Improve the Performance of Parallel Reduction on General-Purpose Graphics Processor Units Using Prediction Models

When executing a kernel function on a general-purpose graphics processing unit (GPGPU), it is critical to select an appropriate configuration setting for optimal performance. Configuration settings affect the allocation and utilization of GPGPU resources during the execution of a kernel function1. However, testing all possible configuration settings to find an optimal setting is time-consuming and costly. To address this challenge, we propose a prediction mechanism that can suggest a configuration setting for the kernel function to complete the operation with minimal execution time. We start by filtering the amount of data, mandatory parameters, and optional parameters, and then calculate the resource occupancy of three critical resources on the GPGPU: Warp, Register, and Shared Memory. We eliminate configuration settings with a lower average resource occupancy than the user-defined value. The remaining configuration settings have better execution performance, and we use them to execute the kernel functions and record the required execution time.

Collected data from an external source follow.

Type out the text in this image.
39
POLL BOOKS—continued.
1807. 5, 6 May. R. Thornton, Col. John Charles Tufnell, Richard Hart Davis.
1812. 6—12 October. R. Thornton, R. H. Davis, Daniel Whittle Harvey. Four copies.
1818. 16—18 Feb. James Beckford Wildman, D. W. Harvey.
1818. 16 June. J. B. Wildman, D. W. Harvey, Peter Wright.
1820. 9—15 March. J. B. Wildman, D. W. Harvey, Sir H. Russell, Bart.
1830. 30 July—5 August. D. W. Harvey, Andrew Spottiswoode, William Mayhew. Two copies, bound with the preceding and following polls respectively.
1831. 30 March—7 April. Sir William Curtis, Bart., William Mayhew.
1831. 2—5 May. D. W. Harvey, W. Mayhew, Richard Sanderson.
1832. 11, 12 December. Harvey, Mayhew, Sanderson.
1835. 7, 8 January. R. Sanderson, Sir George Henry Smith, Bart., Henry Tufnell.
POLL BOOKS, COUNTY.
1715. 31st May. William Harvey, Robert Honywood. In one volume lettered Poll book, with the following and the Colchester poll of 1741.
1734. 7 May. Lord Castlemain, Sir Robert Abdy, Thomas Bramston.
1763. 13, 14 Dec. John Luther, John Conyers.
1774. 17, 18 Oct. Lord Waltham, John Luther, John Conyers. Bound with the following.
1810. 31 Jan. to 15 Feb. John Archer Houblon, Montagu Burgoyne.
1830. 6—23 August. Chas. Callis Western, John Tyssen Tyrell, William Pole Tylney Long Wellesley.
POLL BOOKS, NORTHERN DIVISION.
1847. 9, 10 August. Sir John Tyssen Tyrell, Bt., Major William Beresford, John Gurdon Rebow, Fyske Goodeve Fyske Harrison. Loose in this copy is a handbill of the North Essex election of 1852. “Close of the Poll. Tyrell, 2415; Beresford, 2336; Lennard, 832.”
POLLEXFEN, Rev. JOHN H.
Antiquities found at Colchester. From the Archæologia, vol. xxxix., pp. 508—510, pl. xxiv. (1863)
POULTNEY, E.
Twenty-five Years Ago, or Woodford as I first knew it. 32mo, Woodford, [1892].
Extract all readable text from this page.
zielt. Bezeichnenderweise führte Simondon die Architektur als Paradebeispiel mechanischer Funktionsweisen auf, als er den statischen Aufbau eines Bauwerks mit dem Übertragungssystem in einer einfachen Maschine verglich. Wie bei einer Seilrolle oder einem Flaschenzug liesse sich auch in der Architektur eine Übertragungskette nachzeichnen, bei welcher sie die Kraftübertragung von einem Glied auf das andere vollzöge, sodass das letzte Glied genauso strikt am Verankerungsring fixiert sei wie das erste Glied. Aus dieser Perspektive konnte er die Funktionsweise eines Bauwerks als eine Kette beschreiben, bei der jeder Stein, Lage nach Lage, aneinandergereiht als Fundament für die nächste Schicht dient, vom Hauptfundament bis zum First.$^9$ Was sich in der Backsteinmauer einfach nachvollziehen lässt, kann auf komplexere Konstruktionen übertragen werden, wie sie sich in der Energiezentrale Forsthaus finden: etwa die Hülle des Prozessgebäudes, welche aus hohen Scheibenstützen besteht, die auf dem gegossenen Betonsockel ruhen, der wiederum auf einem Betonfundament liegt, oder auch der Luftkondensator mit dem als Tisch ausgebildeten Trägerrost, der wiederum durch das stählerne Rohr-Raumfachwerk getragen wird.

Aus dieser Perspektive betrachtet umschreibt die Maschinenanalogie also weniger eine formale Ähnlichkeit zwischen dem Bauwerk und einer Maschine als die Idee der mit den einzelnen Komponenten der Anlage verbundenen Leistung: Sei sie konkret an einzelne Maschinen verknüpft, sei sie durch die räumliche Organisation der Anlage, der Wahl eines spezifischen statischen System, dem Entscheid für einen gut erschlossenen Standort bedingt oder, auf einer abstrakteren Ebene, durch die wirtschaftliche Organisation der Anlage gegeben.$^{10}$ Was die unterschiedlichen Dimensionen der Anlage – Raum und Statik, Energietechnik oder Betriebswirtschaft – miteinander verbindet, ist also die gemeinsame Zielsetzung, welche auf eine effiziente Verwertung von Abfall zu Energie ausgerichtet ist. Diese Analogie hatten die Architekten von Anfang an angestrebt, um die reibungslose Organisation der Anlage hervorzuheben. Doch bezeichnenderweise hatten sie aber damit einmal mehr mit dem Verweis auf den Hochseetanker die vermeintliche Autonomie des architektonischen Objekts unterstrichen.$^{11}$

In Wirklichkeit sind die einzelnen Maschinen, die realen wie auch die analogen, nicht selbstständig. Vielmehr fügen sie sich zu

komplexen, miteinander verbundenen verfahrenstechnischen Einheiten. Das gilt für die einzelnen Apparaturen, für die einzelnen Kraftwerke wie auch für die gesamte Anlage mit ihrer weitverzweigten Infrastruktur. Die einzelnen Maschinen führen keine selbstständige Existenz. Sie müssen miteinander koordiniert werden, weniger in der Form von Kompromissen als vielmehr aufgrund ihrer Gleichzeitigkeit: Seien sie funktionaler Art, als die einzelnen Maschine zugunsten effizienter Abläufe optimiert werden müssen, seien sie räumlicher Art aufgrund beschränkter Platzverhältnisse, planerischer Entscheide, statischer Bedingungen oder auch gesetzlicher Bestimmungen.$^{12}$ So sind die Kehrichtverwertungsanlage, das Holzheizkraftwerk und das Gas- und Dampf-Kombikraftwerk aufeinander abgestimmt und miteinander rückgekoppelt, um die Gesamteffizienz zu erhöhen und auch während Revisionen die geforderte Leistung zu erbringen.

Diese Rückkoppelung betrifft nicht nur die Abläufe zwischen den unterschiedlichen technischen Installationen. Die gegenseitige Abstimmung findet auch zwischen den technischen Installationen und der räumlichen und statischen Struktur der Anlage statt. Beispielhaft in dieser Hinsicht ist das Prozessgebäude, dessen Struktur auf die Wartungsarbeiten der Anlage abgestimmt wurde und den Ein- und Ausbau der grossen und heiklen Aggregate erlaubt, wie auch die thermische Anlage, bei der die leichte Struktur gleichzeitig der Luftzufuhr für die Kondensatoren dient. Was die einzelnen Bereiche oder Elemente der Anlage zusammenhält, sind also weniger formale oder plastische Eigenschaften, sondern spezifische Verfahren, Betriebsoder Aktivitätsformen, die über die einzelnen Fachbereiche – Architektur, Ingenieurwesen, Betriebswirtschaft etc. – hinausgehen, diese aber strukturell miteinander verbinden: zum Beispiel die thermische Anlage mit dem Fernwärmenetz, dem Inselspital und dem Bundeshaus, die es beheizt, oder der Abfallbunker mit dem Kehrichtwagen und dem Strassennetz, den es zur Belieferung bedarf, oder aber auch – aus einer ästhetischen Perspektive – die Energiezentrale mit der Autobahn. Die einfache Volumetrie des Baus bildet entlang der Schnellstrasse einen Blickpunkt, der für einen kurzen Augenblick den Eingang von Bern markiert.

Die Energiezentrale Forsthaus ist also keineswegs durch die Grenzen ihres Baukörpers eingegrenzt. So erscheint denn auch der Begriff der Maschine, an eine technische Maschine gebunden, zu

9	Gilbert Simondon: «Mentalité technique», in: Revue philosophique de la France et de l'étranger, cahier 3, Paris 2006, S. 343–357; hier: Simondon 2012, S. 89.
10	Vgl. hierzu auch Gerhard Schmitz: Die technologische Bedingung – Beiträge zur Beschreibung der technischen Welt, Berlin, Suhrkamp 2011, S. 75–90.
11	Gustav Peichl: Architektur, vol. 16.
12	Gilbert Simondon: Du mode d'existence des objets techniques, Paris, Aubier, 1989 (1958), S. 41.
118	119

Finally, we use these configuration settings and their corresponding execution times as training data to build a prediction model using the logistic regression (LR) algorithm. At runtime, the prediction model recommends a configuration setting with better performance when the amount of data to be processed is known. We have conducted experiments that confirm our proposed mechanism's ability to improve kernel function execution performance more effectively than other mechanisms. Note that the proposed mechanism can be applied to other kernel functions.